I think the only thing harder than losing your own pet is watching someone else lose theirs. Kate began as a client when I photographed her furry son Max, but we have grown to become friends and I have so much respect for her and all she does to ensure her animals are taken care of and given a wonderful life. When I learned her 18 year old kitty Blossom was about to cross the rainbow bridge, my heart ached for her. I was so determined to photograph Blossom before she took that journey across the bridge and somehow I was able to capture a few moments before she passed. As a pet photographer, this is not just a job to me. This is my passion and my heart is 100% in every photo I take. I tried to be strong, but it was extremely hard not to cry behind the lens. I could feel every ounce of Kate's pain as she looked into her Blossom's beautiful green eyes, knowing she was going to have to let her go despite how incredibly hard that would be. As someone who has also lost a beloved pet in my life, I know first hand how deep that pain is and no words can ever truly console you.

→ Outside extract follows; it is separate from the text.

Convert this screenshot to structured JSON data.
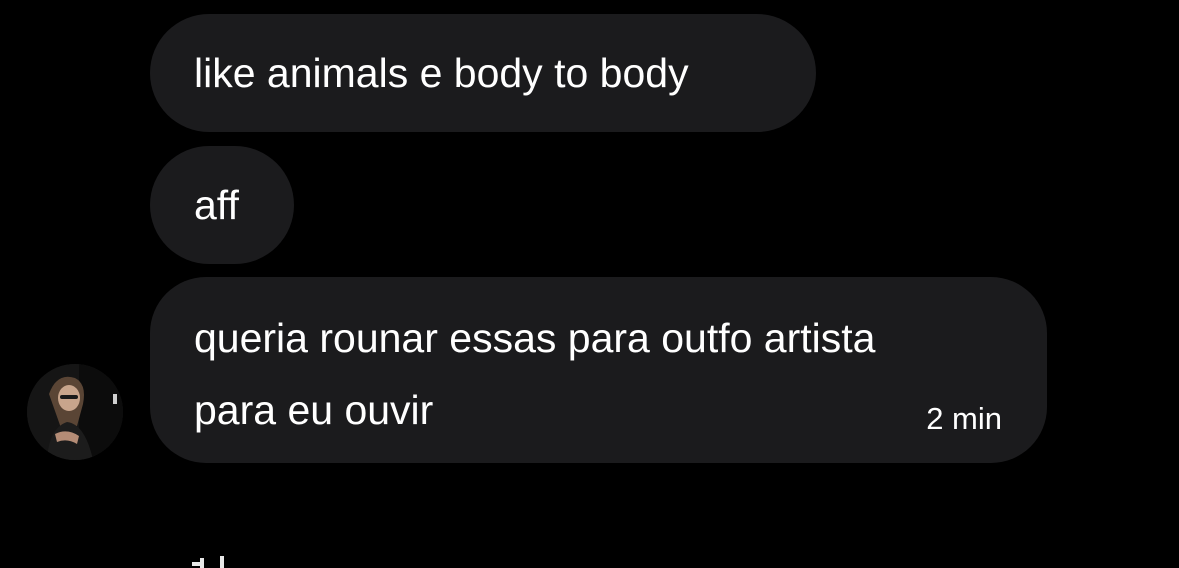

I did find a comforting poem though:
Your Pets In Heaven
by Ken D. Conover
To have loved and then said farewell, is better than to have never loved at all. For all of the times that you have stooped and touched my head, fed me my favorite treat and returned the love that I so unconditionally gave to you. For the care that you gave to me so unselfishly. For all of these things I am grateful and thankful.

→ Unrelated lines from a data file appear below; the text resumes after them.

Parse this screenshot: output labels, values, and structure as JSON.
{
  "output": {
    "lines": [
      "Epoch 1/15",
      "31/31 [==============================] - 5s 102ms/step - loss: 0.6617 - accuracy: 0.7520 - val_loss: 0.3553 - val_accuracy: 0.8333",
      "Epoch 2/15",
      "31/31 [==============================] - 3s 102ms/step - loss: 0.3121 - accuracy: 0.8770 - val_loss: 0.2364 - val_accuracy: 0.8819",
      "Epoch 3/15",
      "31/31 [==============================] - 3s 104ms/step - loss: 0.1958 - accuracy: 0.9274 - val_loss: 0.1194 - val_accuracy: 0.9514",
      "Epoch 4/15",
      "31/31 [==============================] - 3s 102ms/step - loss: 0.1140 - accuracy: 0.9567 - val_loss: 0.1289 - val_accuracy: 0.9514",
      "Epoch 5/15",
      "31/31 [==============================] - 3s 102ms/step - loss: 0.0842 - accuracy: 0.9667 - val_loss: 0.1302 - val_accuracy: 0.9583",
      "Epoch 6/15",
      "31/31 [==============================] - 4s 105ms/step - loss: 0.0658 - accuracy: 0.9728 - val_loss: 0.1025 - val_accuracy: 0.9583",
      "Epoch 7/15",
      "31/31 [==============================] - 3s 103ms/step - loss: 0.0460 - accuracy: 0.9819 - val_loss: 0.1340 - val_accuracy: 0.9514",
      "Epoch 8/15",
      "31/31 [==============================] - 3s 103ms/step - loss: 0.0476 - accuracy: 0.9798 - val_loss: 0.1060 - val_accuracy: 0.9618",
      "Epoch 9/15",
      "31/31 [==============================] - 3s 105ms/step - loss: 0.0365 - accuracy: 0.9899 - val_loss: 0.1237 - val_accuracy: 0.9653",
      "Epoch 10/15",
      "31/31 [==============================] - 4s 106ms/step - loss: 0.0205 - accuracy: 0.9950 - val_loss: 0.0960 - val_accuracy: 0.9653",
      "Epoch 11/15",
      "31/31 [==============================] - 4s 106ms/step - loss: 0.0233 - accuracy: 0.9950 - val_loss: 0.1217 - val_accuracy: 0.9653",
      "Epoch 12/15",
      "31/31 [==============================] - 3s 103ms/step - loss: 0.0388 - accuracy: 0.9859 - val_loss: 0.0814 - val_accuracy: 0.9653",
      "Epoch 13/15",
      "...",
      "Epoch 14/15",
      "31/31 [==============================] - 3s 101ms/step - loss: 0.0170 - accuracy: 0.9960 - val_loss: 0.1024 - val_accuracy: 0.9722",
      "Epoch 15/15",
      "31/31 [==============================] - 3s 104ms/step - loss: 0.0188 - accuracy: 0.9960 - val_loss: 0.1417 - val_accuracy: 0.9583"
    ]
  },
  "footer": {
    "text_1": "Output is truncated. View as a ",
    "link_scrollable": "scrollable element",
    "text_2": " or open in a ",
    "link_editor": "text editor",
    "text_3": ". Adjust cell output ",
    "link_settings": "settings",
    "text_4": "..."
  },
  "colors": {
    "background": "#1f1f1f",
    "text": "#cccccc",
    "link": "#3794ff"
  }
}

I ask that you not grieve for the loss, but rejoice in the fact that we lived, loved and touched each others lives. My life was fuller because you were there, not as a master/owner, but as my FRIEND.
Today I am as I was in my youth. The grass is always green, butterflies flit among the flowers and the Sun shines gently down upon all of God's creatures. I can run, jump, play and do all of the things that I did in my youth. There is no sickness, no aching joints and no regrets and no aging.
We await the arrival of our lifelong companions and know that togetherness is forever. You live in our hearts as we do in yours. Companions such as you are so rare and unique. Don't hold the love that you have within yourself. Give it to another like me and then I will live forever. For love never really dies, and you are loved and missed as surely as we are.